Los siguientes tratamientos pueden ayudar a controlar el dolor, inflamación, rigidez, y funcionamiento reducido:

El calor mejora la circulación sanguínea en el área tratada. Aplicar calor mediante baños tibios, bañeras de hidromasaje, parafina, o almohadillas de calor puede ser muy calmante. La mayoría de los médicos recomiendan que usted aplique el calor durante aproximadamente 10 minutos a la vez, de 3 a 4 veces al día.

El frío puede ayudar a reducir la inflamación en una articulación afectada, por lo tanto aliviando el dolor y mejorando la rigidez y el movimiento.

Aplique una compresa de hielo durante 20-30 minutos a la vez, varias veces cada día. No ponga el hielo directamente sobre la piel sin proteger.

En esta terapia, se inyecta la articulación afectada con una solución que contiene un medicamento corticosteroide como:

  • Metilprednisolona (Medrol)
  • Triamcinolona (Aristocort)

Los esteroides pueden ayudar a reducir la inflamación y por lo tanto el dolor en la articulación. Algunas veces, su médico retirará el exceso de líquido articular desde la articulación justo antes de inyectar el medicamento de esteroides.

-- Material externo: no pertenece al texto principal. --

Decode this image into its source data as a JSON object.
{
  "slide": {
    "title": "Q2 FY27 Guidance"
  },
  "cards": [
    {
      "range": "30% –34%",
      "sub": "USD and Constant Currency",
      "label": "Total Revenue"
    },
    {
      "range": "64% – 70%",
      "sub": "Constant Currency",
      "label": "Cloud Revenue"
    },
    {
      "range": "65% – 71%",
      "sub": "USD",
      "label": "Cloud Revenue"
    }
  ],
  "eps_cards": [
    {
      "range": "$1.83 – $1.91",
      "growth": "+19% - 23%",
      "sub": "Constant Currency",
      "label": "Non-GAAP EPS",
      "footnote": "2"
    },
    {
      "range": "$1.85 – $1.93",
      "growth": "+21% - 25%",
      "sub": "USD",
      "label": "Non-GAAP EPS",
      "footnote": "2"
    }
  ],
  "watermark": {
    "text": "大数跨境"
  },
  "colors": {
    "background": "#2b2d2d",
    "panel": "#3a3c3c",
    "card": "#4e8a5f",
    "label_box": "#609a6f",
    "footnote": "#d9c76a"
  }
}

Las inyecciones de esteroides con frecuencia tienen que repetirse cada varios meses. La mayoría de los practicantes creen que usted no debería recibir más de tres o cuatro de tales inyecciones en un año, más inyecciones podrían causar daño al cartílago de la articulación.

La terapia física le puede ayudar a reducir el dolor y la rigidez, incrementar la fuerza muscular, desarrollar flexibilidad, y mejorar la resistencia. Terapeutas físicos le pueden enseñar ejercicios para que los haga por sí solo, o usted puede asistir a sesiones regulares de terapia física.

Si usted está teniendo dificultad para desplazarse, un bastón o andadera podrían ayudarle. Además, está disponible una variedad de aparatos para ayudarle con tareas que la artritis reumatoide puede hacer difíciles o imposibles, como abotonarse, o cerrarse la cremallera de su ropa, abrir jarras, abrir puertas, y otras actividades de la vida diaria. Hable con su médico acerca de los tipos de asistencia que necesita; él le puede recomendar una consulta con un terapeuta ocupacional.

Este es un tratamiento que implica filtrar su sangre a través de un aparato médico que elimina anticuerpos. Después, el resto de la sangre se regresa a usted. El procedimiento tarda aproximadamente 2 horas y por lo general se realiza semanalmente durante 12 semanas. La mayoría de los pacientes no notan mejoría de sus síntomas hasta alrededor de la semana 12. Efectos secundarios podrían incluir:

  • Fatiga
  • Músculos adoloridos
  • Debilidad
  • Fiebre y escalofríos
  • Náusea

Algunas personas con artritis reumatoide se deprimen y se vuelven ansiosas. Considere encontrar un grupo de apoyo donde usted pueda reunirse con otras personas que hayan aprendido a lidiar con los retos de la artritis reumatoide. Compartir sus propias experiencias y aprender de las batallas y triunfos de otras personas puede ser muy útil.